Os meus olhos não são azuis mas às vezes assemelham-se a rios imorredouros.
As mãos são pequenas, demasiado pequenas para cobrirem todas as imperfeições, golpes, fracturas, dores ressequidas e poças insalubres que vertem dos sonhos enquanto durmo.
E conturbam-se os meus olhos e vejo a lama, o lodo e as folhas mortas, deslizarem de um lado para o outro.
É, às vezes, fico assim instantaneamente, como se fosse um saco de pó virginal que num ápice se torna em fuga eterna e dá morte ao portador.
E sozinha prossigo, já nem tu, já nem tu…
O tempo terminou-nos.
Não queria prosseguir, levantar e retomar mas as mãos tapam os lanhos e a puta mente cada vez mais.
Sabes no que te estás a tornar, certo?
Sabes que para onde estás a descer não há retorno.
Podias ter saltado.
Podias ter saltado
Podias ter saltado
Podias ter saltado.
Tu...
podias
ter
saltado, foda-se!
Mas preferiste abandonar-te ao sono, à paralisia, ao veneno.

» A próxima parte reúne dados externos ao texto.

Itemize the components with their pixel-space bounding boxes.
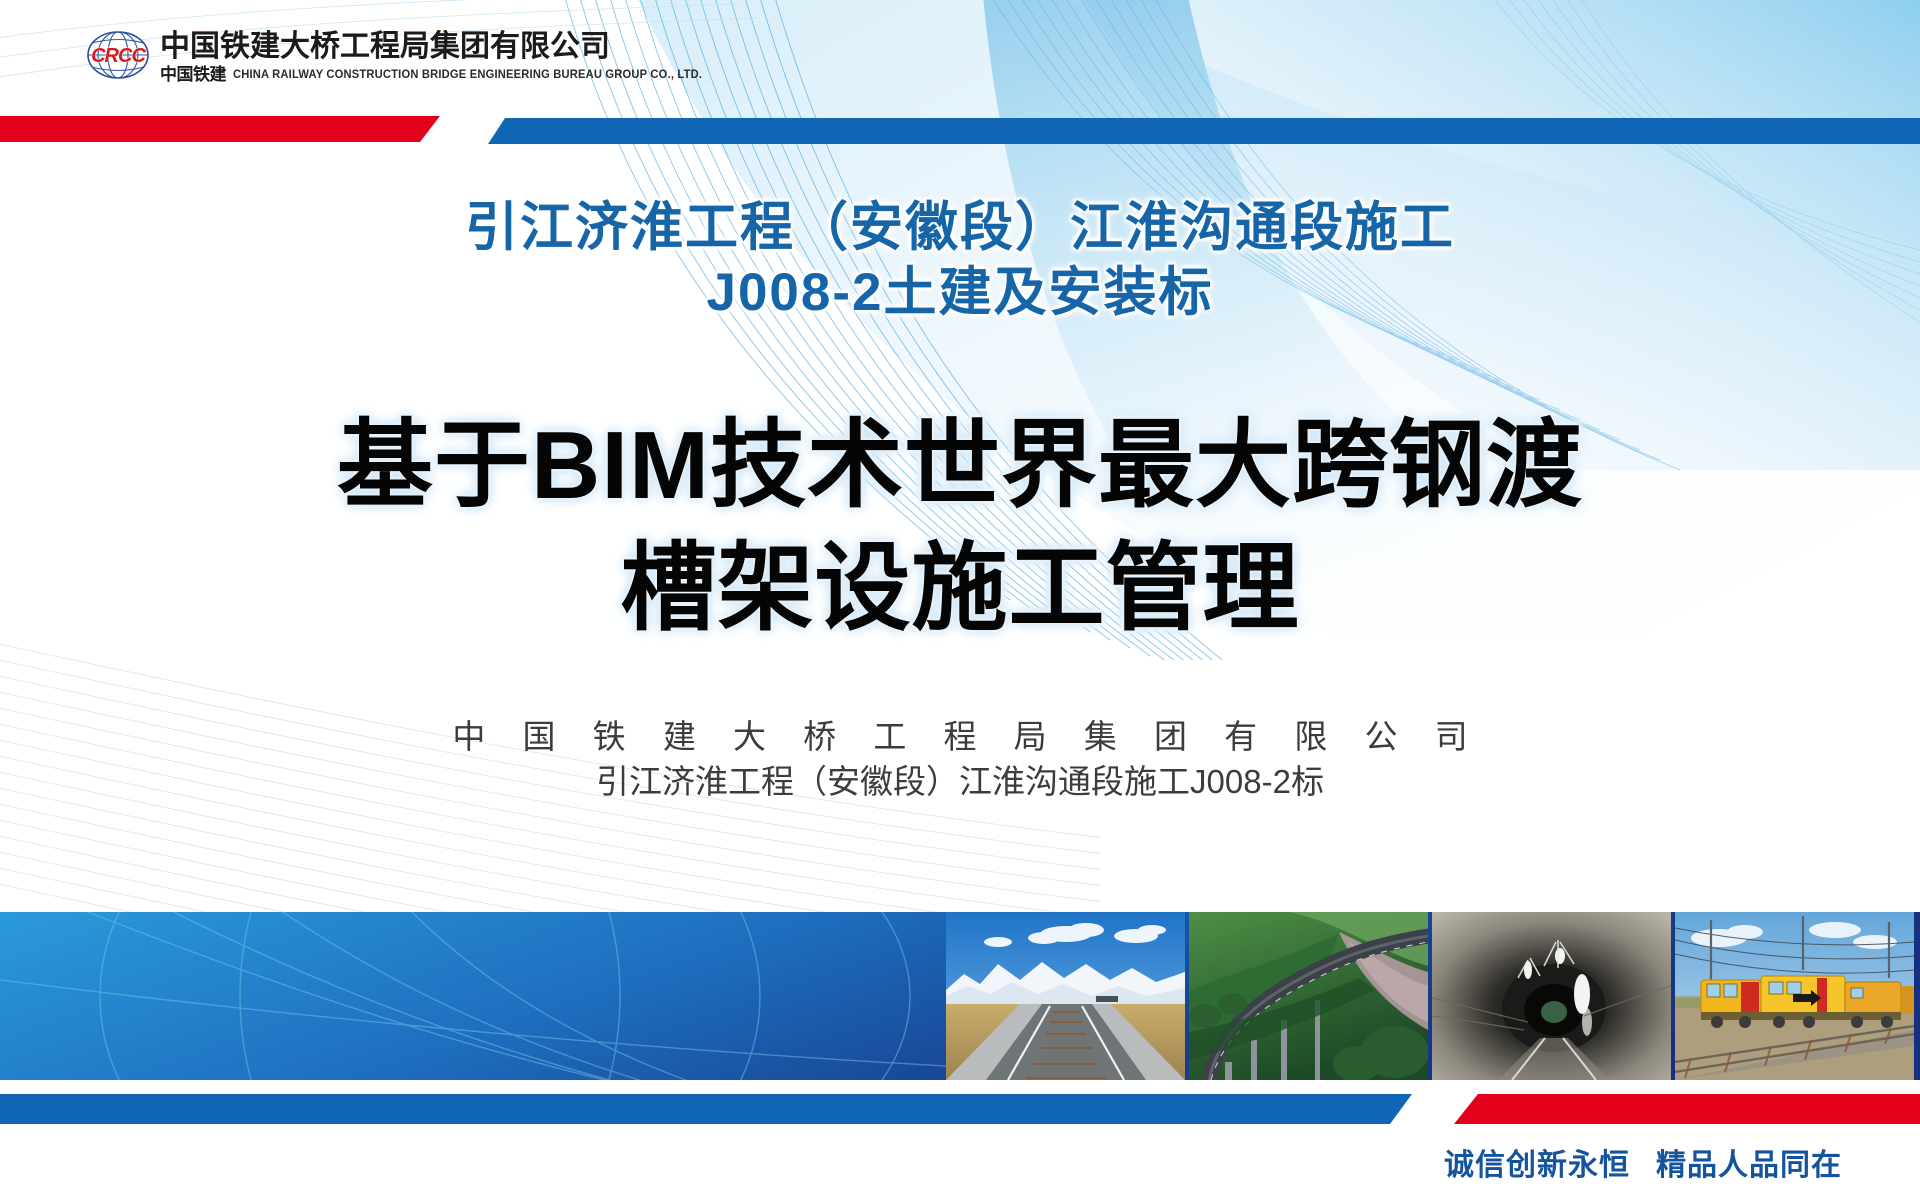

Podias ter sido uma pessoa.
Podias ter saltado...
Sinto tanta pena de ti, perco-me na misericórdia que te sinto quando te cobres e quando te levantas tarde para obrigar a noite a prolongar-se na tua cabeça.

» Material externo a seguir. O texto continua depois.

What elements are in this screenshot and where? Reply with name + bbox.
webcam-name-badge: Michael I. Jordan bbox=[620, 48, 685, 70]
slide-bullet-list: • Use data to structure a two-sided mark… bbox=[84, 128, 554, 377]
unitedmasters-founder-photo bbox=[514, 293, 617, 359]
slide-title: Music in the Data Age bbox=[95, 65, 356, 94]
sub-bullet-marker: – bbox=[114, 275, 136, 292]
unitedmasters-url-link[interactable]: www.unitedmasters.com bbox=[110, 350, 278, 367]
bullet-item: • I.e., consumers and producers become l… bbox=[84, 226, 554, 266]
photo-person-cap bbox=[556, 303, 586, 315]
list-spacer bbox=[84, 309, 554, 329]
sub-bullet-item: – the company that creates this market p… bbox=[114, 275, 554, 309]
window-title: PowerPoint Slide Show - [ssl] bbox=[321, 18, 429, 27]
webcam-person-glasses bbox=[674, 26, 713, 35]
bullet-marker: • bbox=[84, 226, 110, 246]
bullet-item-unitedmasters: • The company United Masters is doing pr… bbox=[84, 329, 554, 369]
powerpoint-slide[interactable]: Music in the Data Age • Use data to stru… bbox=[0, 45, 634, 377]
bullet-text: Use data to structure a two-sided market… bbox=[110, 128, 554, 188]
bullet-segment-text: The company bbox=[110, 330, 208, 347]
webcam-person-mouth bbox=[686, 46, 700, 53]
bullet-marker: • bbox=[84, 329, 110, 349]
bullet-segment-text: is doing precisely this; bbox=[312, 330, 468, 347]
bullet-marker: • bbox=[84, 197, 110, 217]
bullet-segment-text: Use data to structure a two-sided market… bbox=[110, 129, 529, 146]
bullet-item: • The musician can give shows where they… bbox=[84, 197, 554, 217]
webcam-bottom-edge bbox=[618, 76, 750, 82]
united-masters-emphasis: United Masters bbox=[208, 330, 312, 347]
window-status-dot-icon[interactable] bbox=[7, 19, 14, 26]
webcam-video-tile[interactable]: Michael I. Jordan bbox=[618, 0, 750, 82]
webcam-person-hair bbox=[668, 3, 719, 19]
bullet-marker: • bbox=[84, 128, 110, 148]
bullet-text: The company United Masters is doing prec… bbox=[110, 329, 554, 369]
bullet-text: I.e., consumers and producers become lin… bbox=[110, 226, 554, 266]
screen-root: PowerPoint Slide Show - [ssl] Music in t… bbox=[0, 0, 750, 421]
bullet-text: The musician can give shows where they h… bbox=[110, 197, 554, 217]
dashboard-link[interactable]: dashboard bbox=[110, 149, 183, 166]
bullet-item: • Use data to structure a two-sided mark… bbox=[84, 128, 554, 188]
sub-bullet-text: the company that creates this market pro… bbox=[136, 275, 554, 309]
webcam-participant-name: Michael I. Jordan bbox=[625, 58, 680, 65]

Perco-me de pena quando te vejo os olhos rasos a perdurarem na lareira e aqueces as mãos devagarinho, para que o tempo não saia dali e te deixe sozinha.

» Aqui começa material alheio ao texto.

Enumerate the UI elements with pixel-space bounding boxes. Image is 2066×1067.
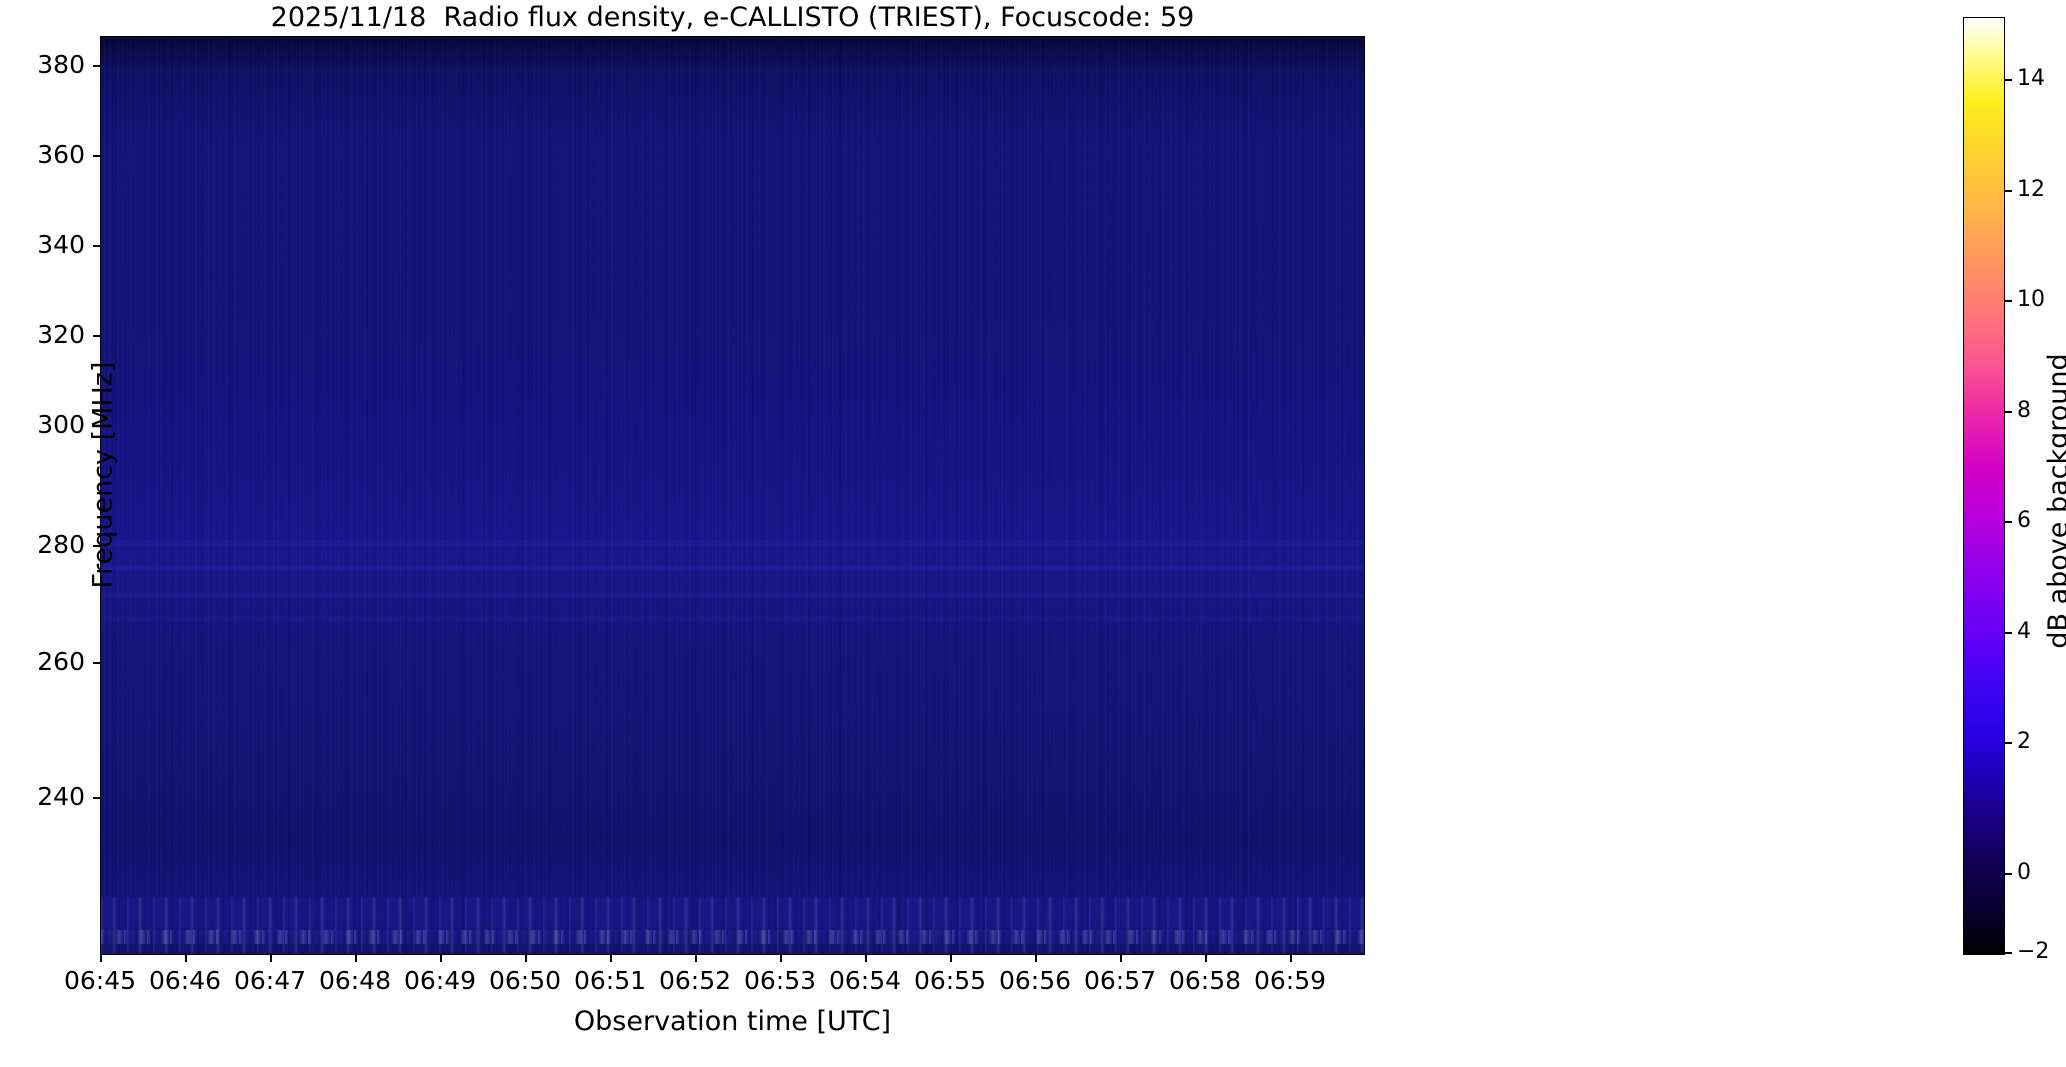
- interference-band-266mhz: [101, 617, 1364, 620]
- colorbar-tick-label-8: 8: [2017, 400, 2031, 422]
- x-tick-label-2: 06:47: [234, 967, 306, 995]
- colorbar[interactable]: [1963, 17, 2005, 955]
- spectrogram-channel-noise: [101, 37, 1364, 954]
- page-title: 2025/11/18 Radio flux density, e-CALLIST…: [100, 2, 1365, 34]
- colorbar-tick-label-2: 2: [2017, 731, 2031, 753]
- colorbar-tick-mark-12: [2005, 190, 2012, 192]
- x-axis-label: Observation time [UTC]: [100, 1006, 1365, 1038]
- x-tick-label-13: 06:58: [1169, 967, 1241, 995]
- colorbar-tick-label-10: 10: [2017, 289, 2045, 311]
- x-tick-mark-6: [610, 955, 612, 962]
- colorbar-tick-mark-2: [2005, 742, 2012, 744]
- colorbar-tick-label-14: 14: [2017, 68, 2045, 90]
- x-tick-mark-1: [185, 955, 187, 962]
- x-tick-label-11: 06:56: [999, 967, 1071, 995]
- x-tick-label-12: 06:57: [1084, 967, 1156, 995]
- x-tick-mark-12: [1120, 955, 1122, 962]
- x-tick-label-10: 06:55: [914, 967, 986, 995]
- colorbar-tick-mark-0: [2005, 873, 2012, 875]
- colorbar-tick-mark-minus2: [2005, 952, 2012, 954]
- x-tick-label-3: 06:48: [319, 967, 391, 995]
- y-tick-label-240: 240: [37, 784, 85, 809]
- x-tick-mark-9: [865, 955, 867, 962]
- rfi-speckle-band-low: [101, 897, 1364, 953]
- x-tick-label-1: 06:46: [149, 967, 221, 995]
- interference-band-280mhz: [101, 541, 1364, 545]
- colorbar-tick-label-4: 4: [2017, 621, 2031, 643]
- y-tick-label-320: 320: [37, 322, 85, 347]
- spectrogram-top-shading: [101, 37, 1364, 73]
- colorbar-tick-label-12: 12: [2017, 179, 2045, 201]
- y-axis-label: Frequency [MHz]: [89, 16, 119, 935]
- x-tick-mark-13: [1205, 955, 1207, 962]
- x-tick-label-5: 06:50: [489, 967, 561, 995]
- y-tick-label-340: 340: [37, 232, 85, 257]
- x-tick-label-14: 06:59: [1254, 967, 1326, 995]
- x-tick-mark-0: [100, 955, 102, 962]
- x-tick-mark-2: [270, 955, 272, 962]
- x-tick-mark-10: [950, 955, 952, 962]
- x-tick-mark-8: [780, 955, 782, 962]
- x-tick-label-9: 06:54: [829, 967, 901, 995]
- x-tick-mark-14: [1290, 955, 1292, 962]
- y-tick-label-280: 280: [37, 532, 85, 557]
- colorbar-label: dB above background: [2044, 251, 2066, 751]
- colorbar-tick-mark-4: [2005, 632, 2012, 634]
- rfi-speckle-line-235mhz: [101, 930, 1364, 944]
- x-tick-mark-11: [1035, 955, 1037, 962]
- y-tick-label-360: 360: [37, 142, 85, 167]
- x-tick-label-7: 06:52: [659, 967, 731, 995]
- colorbar-tick-mark-8: [2005, 411, 2012, 413]
- colorbar-tick-label-0: 0: [2017, 862, 2031, 884]
- colorbar-tick-label-6: 6: [2017, 510, 2031, 532]
- interference-band-275mhz: [101, 565, 1364, 570]
- x-tick-label-6: 06:51: [574, 967, 646, 995]
- x-tick-mark-3: [355, 955, 357, 962]
- spectrogram-plot-area[interactable]: [100, 36, 1365, 955]
- colorbar-tick-mark-10: [2005, 300, 2012, 302]
- interference-band-270mhz: [101, 593, 1364, 597]
- x-tick-label-0: 06:45: [64, 967, 136, 995]
- x-tick-label-8: 06:53: [744, 967, 816, 995]
- x-tick-label-4: 06:49: [404, 967, 476, 995]
- y-tick-label-380: 380: [37, 52, 85, 77]
- x-tick-mark-7: [695, 955, 697, 962]
- colorbar-tick-label-minus2: −2: [2017, 941, 2049, 963]
- y-tick-label-300: 300: [37, 412, 85, 437]
- colorbar-tick-mark-14: [2005, 79, 2012, 81]
- y-tick-label-260: 260: [37, 649, 85, 674]
- x-tick-mark-4: [440, 955, 442, 962]
- x-tick-mark-5: [525, 955, 527, 962]
- colorbar-tick-mark-6: [2005, 521, 2012, 523]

Sento-me e vejo-te não dormir e vejo-te chorar e vejo-te o peito a doer e as mãos a enxugarem os olhos vermelhos.
Vejo-te assim e perduras-me na memória e tanta é a pena que sinto de ti.
Nunca ousei imaginar o tanto que durarias!
E não, não minha querida, sabes que não é uma vitória.
Sabes que é apenas o amontoar, cada vez mais veloz, de pedras feias que irás ter de contar e carregar até ao vale dos indigentes.
És como aquelas espigas mirradas, aquelas cerejas verdes, aquelas formigas aleijadas, o tempo que durais é sempre tempo a mais, tempo desnecessário, tempo de vergonha.
Deveria pegar-te ao colo e baloiçar-te o corpo magoado nesta minha cadeira mas sabes... não é a mesma coisa.
É como quando tocamos o nosso rosto, ou damos a mão à nossa mão, é tecido do mesmo fabricante e os leucócitos nem sequer se aborrecem em sair dos casulos.
A soberba arte de afastar tudo (mas mesmo tudinho) e todos de vossa mercê é notável!
Às vezes nem sequer se apercebem de que já não os queres ali... de que já vestiste a armadura.
E, meu amor, assim te vejo continuar a afundares-te nas tuas estórias e nos teus comprimidos pueris que te desmamam cada vez mais da vida, até te tornares incompreensível.
Até toda tu te conseguires deglutir.
A desumana consciência, constante e negra.